В этот же вечер пошел к Жандру. И туда снес тульскую пряжку, которая понравилась. Рассказав Андрею Андреевичу про торг с Вахрушовым, унтер спросил, что за служба могла быть у поручика на Дону под начальством нонешнего военного министра, на которой, сказывают, весьма обогатился.
— Такой и сейчас Комитет по устройству злосчастных донцов заседает, — подхватил Жандр. — Граф Чернышев — только в сих стенах говорю — человек корыстный и лживый. А помощником у него сенатор Болгарский, плут отъявленный, прославленный взятками. Вот они и ободрали всех казаков зажиточных. Обвиняли во всех смертных грехах, а те откупались чем могли. Раз Вахрушов там послужил, то истинно рыло в пуху.
— Ведь как раз про графа Чернышева в комедии у Хмельницкого стихи были? — напомнила Варвара Семеновна.
— Говорили, что про него. Хотя то переводная пиеса, французская, Андре Буаси, — ответил Жандр и пояснил Иванову: — Похвастаться господин министр любит подвигами, так у одного писателя такой герой сочинен, который говорит:
Я всюду поспевал… Был в тысяче сражений,
В траншеях, в приступах, в победах, в пораженьях,
Везде торжествовал — и в мире и в войне.
— Как вы помните! — удивилась Варвара Семеновна.
— Чужими и своими стишками голова смолоду набита, — усмехнулся Жандр, — но полностью, кажись, теперь только «Горе от ума» помню, оттого что все не в бровь, а в глаз. Вот и губернатор тульский хотя помог отменно, но по нонешнему описанию, согласитесь: «хрипун, удавленник, фагот, созвездие маневров и мазурки»… — Он повернулся к унтеру: — Так у Грибоедова один вояка бравый описан…

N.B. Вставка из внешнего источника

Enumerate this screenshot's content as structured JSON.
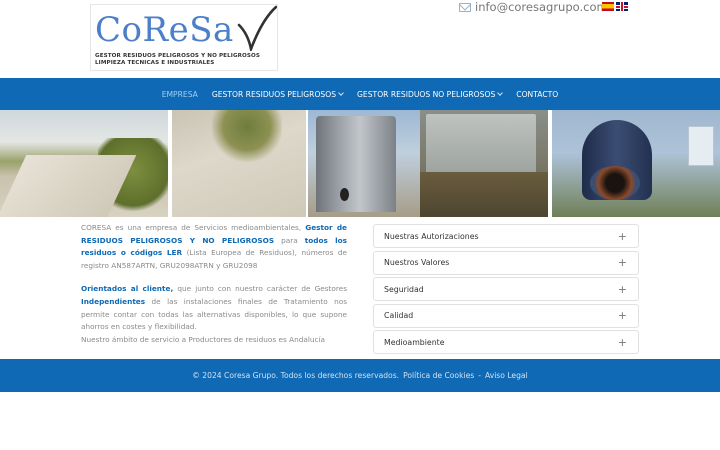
{
  "header": {
    "logo_word": "CoReSa",
    "logo_tagline_1": "GESTOR RESIDUOS PELIGROSOS Y NO PELIGROSOS",
    "logo_tagline_2": "LIMPIEZA TECNICAS E INDUSTRIALES",
    "email": "info@coresagrupo.com",
    "icons": [
      "mail-icon",
      "flag-es-icon",
      "flag-en-icon"
    ]
  },
  "nav": {
    "items": [
      {
        "label": "EMPRESA",
        "active": true
      },
      {
        "label": "GESTOR RESIDUOS PELIGROSOS",
        "dropdown": true
      },
      {
        "label": "GESTOR RESIDUOS NO PELIGROSOS",
        "dropdown": true
      },
      {
        "label": "CONTACTO"
      }
    ]
  },
  "content": {
    "p1_a": "CORESA es una empresa de Servicios medioambientales, ",
    "p1_b": "Gestor de RESIDUOS PELIGROSOS Y NO PELIGROSOS",
    "p1_c": " para ",
    "p1_d": "todos los residuos o códigos LER",
    "p1_e": " (Lista Europea de Residuos), números de registro AN587ARTN, GRU2098ATRN y GRU2098",
    "p2_a": "Orientados al cliente,",
    "p2_b": " que junto con nuestro carácter de Gestores ",
    "p2_c": "Independientes",
    "p2_d": " de las instalaciones finales de Tratamiento nos permite contar con todas las alternativas disponibles, lo que supone ahorros en costes y flexibilidad.",
    "p3": "Nuestro ámbito de servicio a Productores de residuos es Andalucía"
  },
  "accordion": {
    "items": [
      {
        "label": "Nuestras Autorizaciones"
      },
      {
        "label": "Nuestros Valores"
      },
      {
        "label": "Seguridad"
      },
      {
        "label": "Calidad"
      },
      {
        "label": "Medioambiente"
      }
    ],
    "toggle": "+"
  },
  "footer": {
    "copyright": "© 2024 Coresa Grupo. Todos los derechos reservados.",
    "cookies": "Política de Cookies",
    "separator": "-",
    "legal": "Aviso Legal"
  },
  "colors": {
    "brand_blue": "#0f69b4",
    "nav_active": "#9fd0f5",
    "text_gray": "#8a8a8a"
  }
}
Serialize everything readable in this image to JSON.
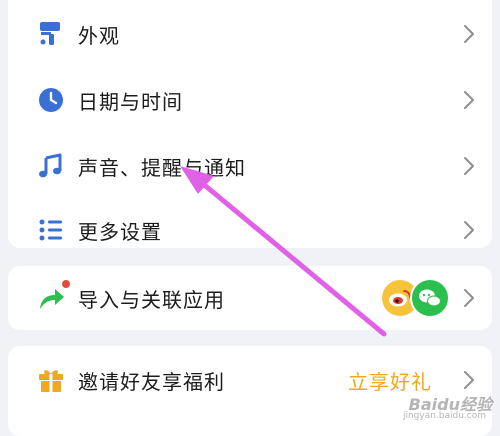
{
  "settings": {
    "items": [
      {
        "label": "外观",
        "icon": "paint-roller-icon"
      },
      {
        "label": "日期与时间",
        "icon": "clock-icon"
      },
      {
        "label": "声音、提醒与通知",
        "icon": "music-note-icon"
      },
      {
        "label": "更多设置",
        "icon": "list-icon"
      }
    ]
  },
  "import": {
    "label": "导入与关联应用",
    "icon": "share-arrow-icon",
    "badges": [
      "weibo-icon",
      "wechat-icon"
    ]
  },
  "invite": {
    "label": "邀请好友享福利",
    "icon": "gift-icon",
    "action_label": "立享好礼"
  },
  "watermark": {
    "text": "Baidu经验",
    "sub": "jingyan.baidu.com"
  },
  "colors": {
    "accent": "#3b6fd4",
    "green": "#2bbf4f",
    "annotation": "#e060e8",
    "gift": "#f0a81e"
  }
}
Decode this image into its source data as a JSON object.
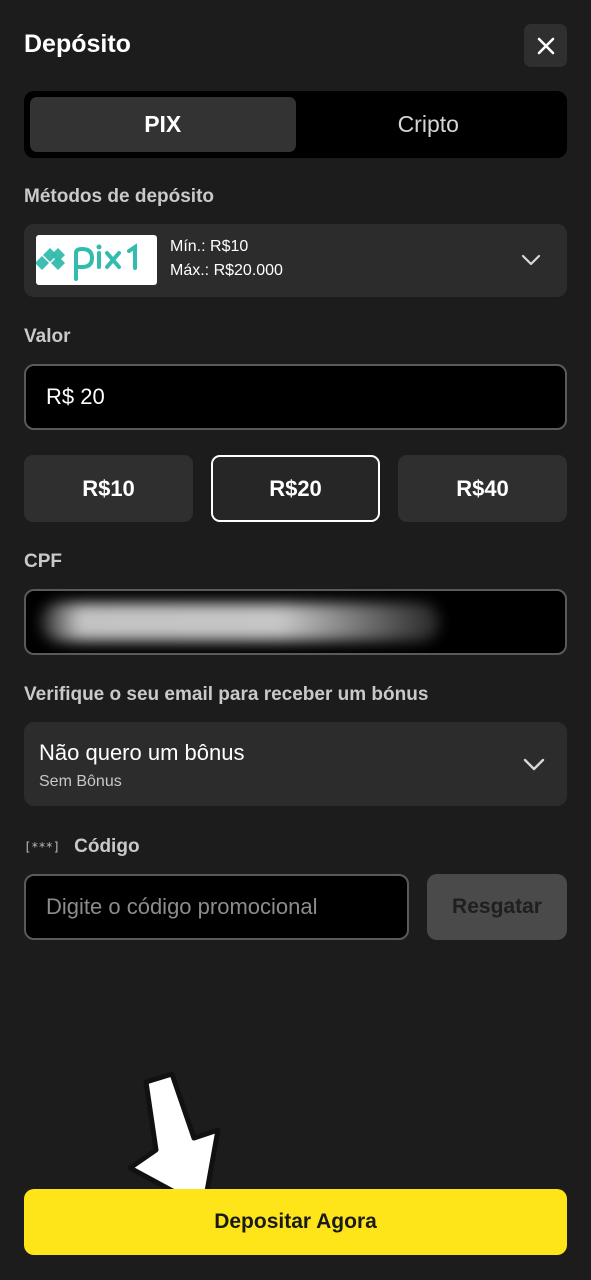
{
  "header": {
    "title": "Depósito"
  },
  "tabs": [
    {
      "label": "PIX",
      "active": true
    },
    {
      "label": "Cripto",
      "active": false
    }
  ],
  "deposit_methods": {
    "label": "Métodos de depósito",
    "selected": {
      "logo_text": "pix1",
      "min": "Mín.: R$10",
      "max": "Máx.: R$20.000"
    }
  },
  "value": {
    "label": "Valor",
    "input_value": "R$ 20"
  },
  "quick_amounts": [
    {
      "label": "R$10",
      "selected": false
    },
    {
      "label": "R$20",
      "selected": true
    },
    {
      "label": "R$40",
      "selected": false
    }
  ],
  "cpf": {
    "label": "CPF"
  },
  "bonus": {
    "label": "Verifique o seu email para receber um bónus",
    "selected_main": "Não quero um bônus",
    "selected_sub": "Sem Bônus"
  },
  "promo": {
    "icon_text": "[***]",
    "label": "Código",
    "placeholder": "Digite o código promocional",
    "redeem_label": "Resgatar"
  },
  "submit": {
    "label": "Depositar Agora"
  },
  "colors": {
    "background": "#1c1c1c",
    "accent": "#fde519",
    "pix_teal": "#32bcad"
  }
}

…А в последнее утро отпуска пошел на Сергиевскую. И здесь пересказал все Павлу Алексеевичу и барыне. Молодые к Новому году отправились в Москву, в особняке было тихо, и его приходу явно обрадовались. Особенно подробно камергер расспрашивал про Красовского и дьякона. Потом рассказал про русскую оперу, которую впервой показали в Большом театре. Так рассказал и сыграл на рояле мотивы задорных польских танцев и торжественного последнего хора, что Иванов почувствовал — думает, как бы Дарье Михайловне музыка понравилась.
Дома в этот день вкусно обедали со всегдашними гостями — Федотом и Феней, подружкой Анны Яковлевны. Потом Тёмкин читал вслух «Капитанскую дочку». Маша, поиграв в своем углу, тихо взобралась к отцу на колени, слушала, тараща глаза, и тут же заснула. А взрослые так и просидели как зачарованные до последнего слова повести. Только в начале чтения в руках у женщин было рукоделие. Но вот иглы остановились, работа легла на колени. Судьба Маши и Гринева стала их судьбой.